Salmonella Typhi gut invasion drives hypoxic immune subsets associated with disease outcomes

Salmonella Typhi (S. Typhi), the causative agent of typhoid disease, remains a major public health concern. Owing to the human-restricted nature of S. Typhi, studies of typhoid pathogenesis in animal models are limited to a murine non-typhoidal pathogen. More recently, human challenge models have been conducted, providing insight into immune correlates of infection outcomes, which are still incompletely understood. Here, we performed an integrated single-cell analysis of immune responses from the human S. Typhi challenge model and mouse model of typhoid disease, to associate biological mechanism with human infection outcome. Most prominent, we revealed immune subsets with a hypoxia-related signature in the blood of individuals who developed disease in the human challenge model. This signature was also evident in the mouse model in activated macrophages infiltrating into the Peyer's patches, but not during infection with a mutant strain impaired for gut invasion. We further identified hypoxia-related signature as a general immune correlate of disease outcome in other infection-and inflammatory-related diseases.

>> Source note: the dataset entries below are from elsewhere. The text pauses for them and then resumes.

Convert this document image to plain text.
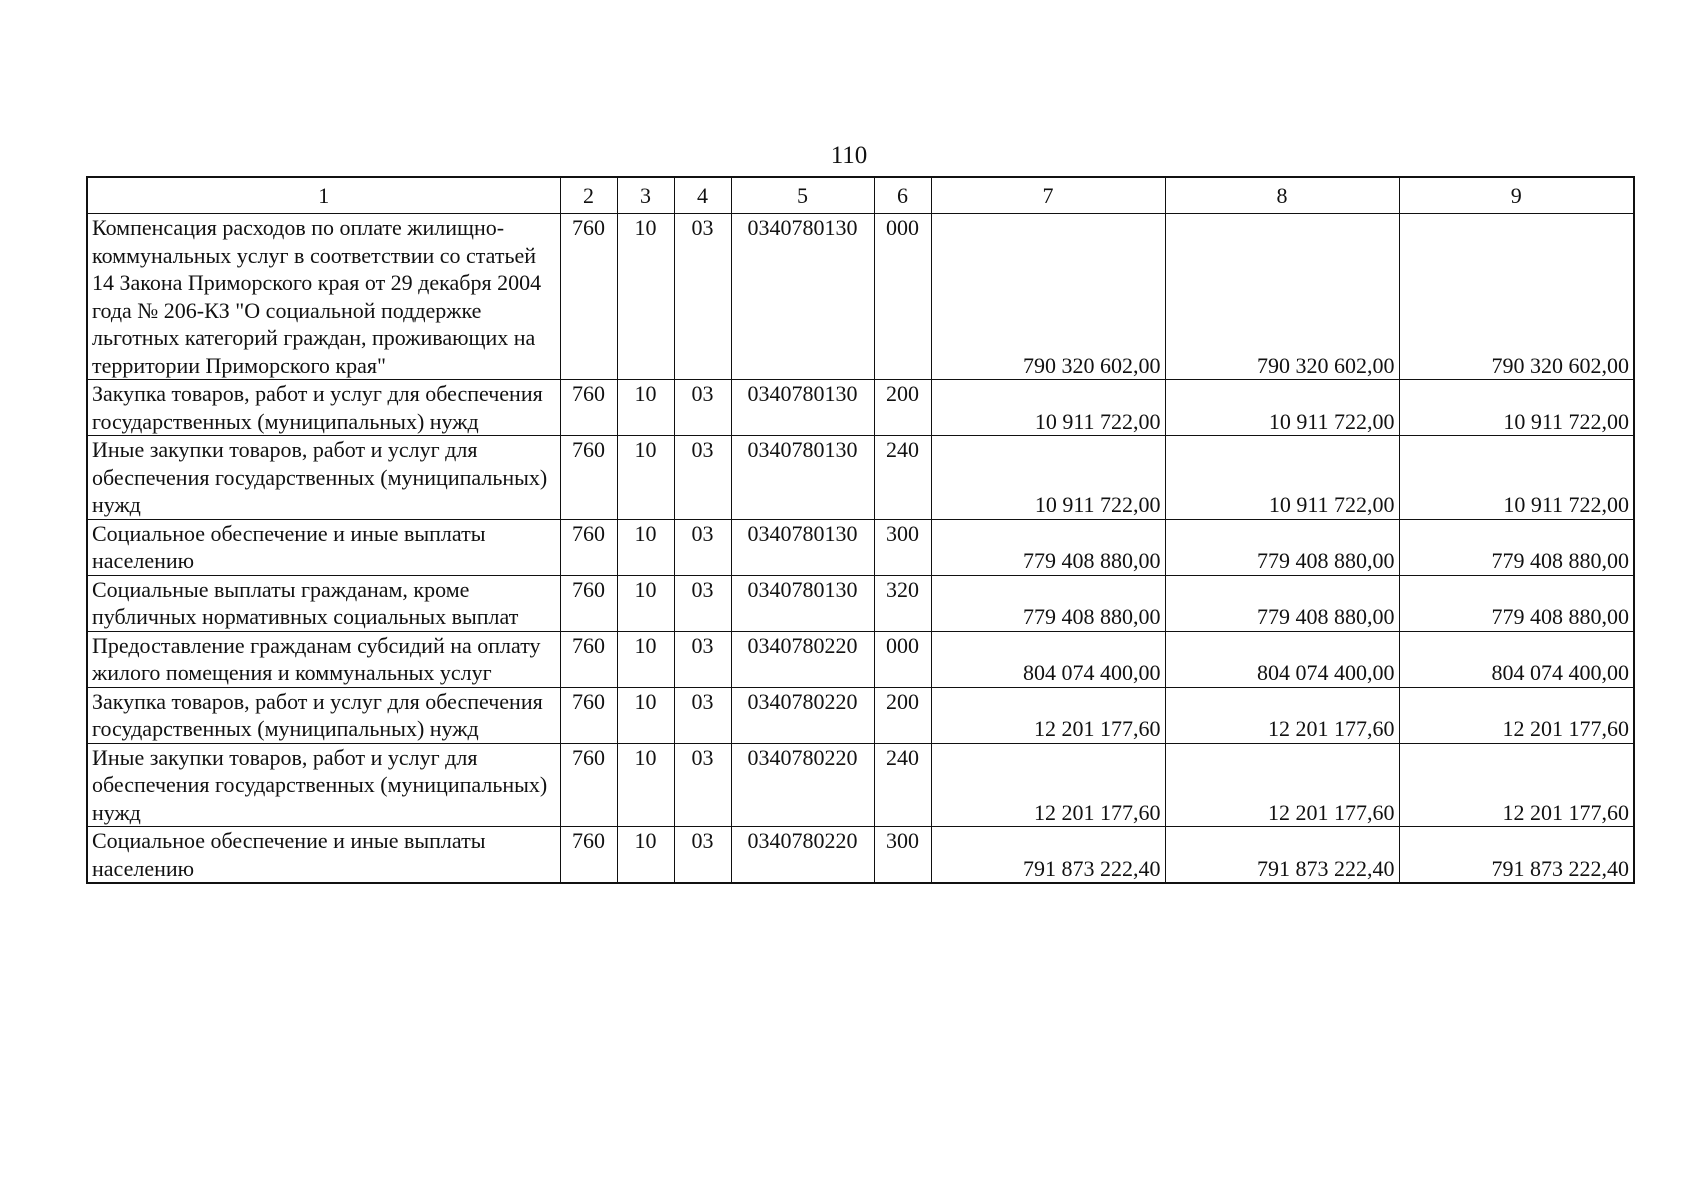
110
1	2	3	4	5	6	7	8	9
Компенсация расходов по оплате жилищно-коммунальных услуг в соответствии со статьей 14 Закона Приморского края от 29 декабря 2004 года № 206-КЗ "О социальной поддержке льготных категорий граждан, проживающих на территории Приморского края"	760	10	03	0340780130	000	790 320 602,00	790 320 602,00	790 320 602,00
Закупка товаров, работ и услуг для обеспечения государственных (муниципальных) нужд	760	10	03	0340780130	200	10 911 722,00	10 911 722,00	10 911 722,00
Иные закупки товаров, работ и услуг для обеспечения государственных (муниципальных) нужд	760	10	03	0340780130	240	10 911 722,00	10 911 722,00	10 911 722,00
Социальное обеспечение и иные выплаты населению	760	10	03	0340780130	300	779 408 880,00	779 408 880,00	779 408 880,00
Социальные выплаты гражданам, кроме публичных нормативных социальных выплат	760	10	03	0340780130	320	779 408 880,00	779 408 880,00	779 408 880,00
Предоставление гражданам субсидий на оплату жилого помещения и коммунальных услуг	760	10	03	0340780220	000	804 074 400,00	804 074 400,00	804 074 400,00
Закупка товаров, работ и услуг для обеспечения государственных (муниципальных) нужд	760	10	03	0340780220	200	12 201 177,60	12 201 177,60	12 201 177,60
Иные закупки товаров, работ и услуг для обеспечения государственных (муниципальных) нужд	760	10	03	0340780220	240	12 201 177,60	12 201 177,60	12 201 177,60
Социальное обеспечение и иные выплаты населению	760	10	03	0340780220	300	791 873 222,40	791 873 222,40	791 873 222,40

Collectively, we identified a hypoxia-associated immune signature that correlates with disease outcomes in humans. Using a mouse model, we demonstrated that this signature is driven by bacterial invasion to the Peyer's patches, implicating a causal role in the pathogenesis of typhoid fever. Frozen PBMCs from healthy donor were defrosted and were either kept in normoxia (37°c incubator with 5% CO2) for 22 hours or transferred to a hypoxia chamber (2% O2) for 15 or 22 hours, followed by RNA extraction.